The site includes a search engine, a "Wikipedia-like open community input" and a list of businesses, Hermann says. The site promotes information on topics such as seizure awareness, but Hermann explains the site still needs to grow. It launched in August. He is working to register the site as a 503(c)1 nonprofit, and he is hoping to bring together an oversight board.


In addition to Upper Story, Hermann also has made art to work through his medical difficulties.

"My absolute favorite aspect of all my journeys and time spent at Mayo and Rochester is the cultural arts," he said. "Thursdays on First events were so uplifting during very rough days."

Hermann's condition made his love for filmmaking difficult because traditional cameras weighed more than he could lift. Tools such as smartphones have alleviated this problem, and Hermann creates digitally manipulated and computer generated imagery.

"My work begins with photographs I shoot as keepsakes of moments," he said. "I enjoy treating these moments like paint, stained glass or as though I am making a sculpture in cyberspace."

Hermann's colorful, abstract images are available as museum quality prints or greeting cards. "Blood Moon," one of his latest pieces, is created from photographs Hermann took in Rochester.

Hermann has been coming here for nearly six years. He was 20 years old when he was "experiencing nausea 24/7, unable to eat, too weak to move about independently or do anything for that matter." He lost 45 pounds and was forced to have brain surgery.

His initial prognosis was that he wouldn't live past 21. Hermann credits his parents, Carol and Bob Hermann, for getting him to Mayo Clinic for treatment.

He still is dealing with related medical problems. His recovery has been complicated by nasal surgery and hyponatremia. In addition, his sleep must be supervised because of a kidney condition.


Despite his difficulties, Hermann says, "I am grateful to be alive and determined to experience an even fuller wellness."

He jokes that his surgery helped him popularize the "shaven side of your head hairdo. The Half Mohawk look."

Making jokes and making art help him cope with his health challenges.

"The emotion in the recovery from brain surgery was inexpressible with words," Hermann said.
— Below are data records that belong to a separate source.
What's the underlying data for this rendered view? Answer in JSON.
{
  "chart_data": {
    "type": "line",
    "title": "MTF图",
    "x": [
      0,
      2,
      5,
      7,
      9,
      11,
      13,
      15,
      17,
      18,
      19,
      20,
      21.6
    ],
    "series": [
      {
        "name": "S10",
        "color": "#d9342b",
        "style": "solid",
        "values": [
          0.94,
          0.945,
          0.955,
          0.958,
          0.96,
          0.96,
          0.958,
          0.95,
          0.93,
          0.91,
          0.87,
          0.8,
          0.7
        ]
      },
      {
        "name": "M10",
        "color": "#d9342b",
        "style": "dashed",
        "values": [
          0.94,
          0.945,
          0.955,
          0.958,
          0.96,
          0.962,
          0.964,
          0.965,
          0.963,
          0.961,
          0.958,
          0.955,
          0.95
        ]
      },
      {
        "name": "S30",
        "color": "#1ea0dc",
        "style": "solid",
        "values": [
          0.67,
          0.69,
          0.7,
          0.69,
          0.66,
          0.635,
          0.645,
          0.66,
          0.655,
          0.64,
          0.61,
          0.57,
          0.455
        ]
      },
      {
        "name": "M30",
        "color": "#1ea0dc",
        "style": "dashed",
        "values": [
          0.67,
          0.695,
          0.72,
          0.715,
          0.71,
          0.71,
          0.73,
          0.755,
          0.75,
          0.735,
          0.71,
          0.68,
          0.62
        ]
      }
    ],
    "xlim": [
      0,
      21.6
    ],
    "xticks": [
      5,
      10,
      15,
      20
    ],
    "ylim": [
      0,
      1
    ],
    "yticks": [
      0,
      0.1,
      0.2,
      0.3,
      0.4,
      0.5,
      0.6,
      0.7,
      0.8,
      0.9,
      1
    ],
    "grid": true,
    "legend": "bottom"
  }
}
Through his art, he said he "hopes to express what words cannot."

Seeing art here, as well as making it, became important to him.

"The Rochester Art Center and the Mayo art collection are essential," Hermann said. "I think it is the best ingredient to the unique combination of qualities that constitute Mayo and Rochester. When I caught sight of the art of (Spanish artist Joan) Miro, it presented inspiration and levity giving my heart and mind respite."

Hermann challenges the notion in society that one's productivity defines his self-worth. Still, his achievements show that Rochester's patients, as well as the creative people who live here full-time, add to its culture.